Fachhochschule Dortmund - University of Applied Sciences and Arts
- Motto: we focus on students
- Type: Public
- Established: 1 August 1971
- Rector: Prof. Dr. Tamara Appel
- Academic staff: 894
- Administrative staff: 639
- Students: 14,057 (2021)
- Location: Dortmund, North Rhine-Westphalia, Germany
- Campus: Urban/Suburban;
- Website: www.fh-dortmund.de

= Fachhochschule Dortmund =

German university of applied sciences

Fachhochschule Dortmund - University of Applied Sciences and Arts (Fachhochschule Dortmund) is a university of applied sciences (German: Fachhochschule) in Dortmund, North Rhine-Westphalia, Germany with 14,057 students, and 894 staff, 255 of which are teaching staff.
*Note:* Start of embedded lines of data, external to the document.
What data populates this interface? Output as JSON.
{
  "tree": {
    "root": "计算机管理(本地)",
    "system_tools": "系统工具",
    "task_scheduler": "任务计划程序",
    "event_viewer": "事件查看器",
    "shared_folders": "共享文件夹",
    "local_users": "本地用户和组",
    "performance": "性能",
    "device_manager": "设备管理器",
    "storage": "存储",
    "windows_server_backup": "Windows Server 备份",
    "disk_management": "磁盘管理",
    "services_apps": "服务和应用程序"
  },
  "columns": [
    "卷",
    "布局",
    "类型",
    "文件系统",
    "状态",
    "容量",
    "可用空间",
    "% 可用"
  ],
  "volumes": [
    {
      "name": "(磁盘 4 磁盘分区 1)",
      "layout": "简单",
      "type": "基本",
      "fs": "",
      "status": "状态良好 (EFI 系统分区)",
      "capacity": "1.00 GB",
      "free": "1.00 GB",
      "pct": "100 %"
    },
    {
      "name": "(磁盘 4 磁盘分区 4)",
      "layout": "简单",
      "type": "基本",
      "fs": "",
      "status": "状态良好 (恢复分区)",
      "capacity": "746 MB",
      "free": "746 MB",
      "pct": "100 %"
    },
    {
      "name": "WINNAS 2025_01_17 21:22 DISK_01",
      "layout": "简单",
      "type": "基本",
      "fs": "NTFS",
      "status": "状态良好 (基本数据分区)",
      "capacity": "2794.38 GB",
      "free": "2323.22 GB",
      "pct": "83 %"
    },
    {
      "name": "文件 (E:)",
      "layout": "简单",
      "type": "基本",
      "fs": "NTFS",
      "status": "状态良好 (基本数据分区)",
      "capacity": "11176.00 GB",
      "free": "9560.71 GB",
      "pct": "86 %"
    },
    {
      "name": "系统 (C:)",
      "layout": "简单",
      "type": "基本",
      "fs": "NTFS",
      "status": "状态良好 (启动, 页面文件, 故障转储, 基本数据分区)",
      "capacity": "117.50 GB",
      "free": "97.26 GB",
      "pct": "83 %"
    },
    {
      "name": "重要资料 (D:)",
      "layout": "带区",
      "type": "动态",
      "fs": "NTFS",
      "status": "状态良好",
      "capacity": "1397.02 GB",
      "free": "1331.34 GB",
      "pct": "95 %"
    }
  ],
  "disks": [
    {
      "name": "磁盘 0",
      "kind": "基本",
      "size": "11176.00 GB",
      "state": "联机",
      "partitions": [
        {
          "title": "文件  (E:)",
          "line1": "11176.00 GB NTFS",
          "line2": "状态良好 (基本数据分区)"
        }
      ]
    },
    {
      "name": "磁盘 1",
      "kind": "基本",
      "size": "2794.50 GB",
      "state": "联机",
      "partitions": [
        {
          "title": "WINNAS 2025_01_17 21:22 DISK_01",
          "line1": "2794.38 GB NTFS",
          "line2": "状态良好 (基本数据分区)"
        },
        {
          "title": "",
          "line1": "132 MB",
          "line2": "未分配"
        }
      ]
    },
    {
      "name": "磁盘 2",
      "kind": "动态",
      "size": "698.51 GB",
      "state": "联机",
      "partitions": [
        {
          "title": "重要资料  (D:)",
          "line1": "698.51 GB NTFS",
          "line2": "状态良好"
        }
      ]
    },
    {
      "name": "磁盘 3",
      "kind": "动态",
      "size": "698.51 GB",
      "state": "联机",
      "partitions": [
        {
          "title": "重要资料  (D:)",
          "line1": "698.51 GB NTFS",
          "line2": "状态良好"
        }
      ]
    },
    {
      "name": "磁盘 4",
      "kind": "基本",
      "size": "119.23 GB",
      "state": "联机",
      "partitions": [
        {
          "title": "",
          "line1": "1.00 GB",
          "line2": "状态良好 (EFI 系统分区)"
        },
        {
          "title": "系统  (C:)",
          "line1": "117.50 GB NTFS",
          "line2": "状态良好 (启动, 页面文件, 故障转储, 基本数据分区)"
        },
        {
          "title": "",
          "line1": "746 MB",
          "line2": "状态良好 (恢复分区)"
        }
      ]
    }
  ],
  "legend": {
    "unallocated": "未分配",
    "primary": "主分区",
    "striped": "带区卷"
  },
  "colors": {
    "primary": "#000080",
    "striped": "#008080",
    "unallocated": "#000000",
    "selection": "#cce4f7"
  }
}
It is situated in the Ruhr area, the fourth largest urban area in Europe.
Fachhochschule Dortmund was created by a merger of several institutions of higher education in 1971. Owing to its history as separate institutions, it consists of three campuses in different parts of Dortmund. The Faculties of Mechanical Engineering, Electrical Engineering and Information Technology are located at Sonnenstraße near the city center. The Faculty of Design has its own campus at Max-Ophüls-Platz, while the Faculties of Applied Social Studies, Business Studies, Computer Science and Architecture are housed in several buildings next to the TU Dortmund University campus in the suburb of Eichlinghofen. The university is known for its Faculty of Business Studies. Additional offices in the city center are used for administrative purposes.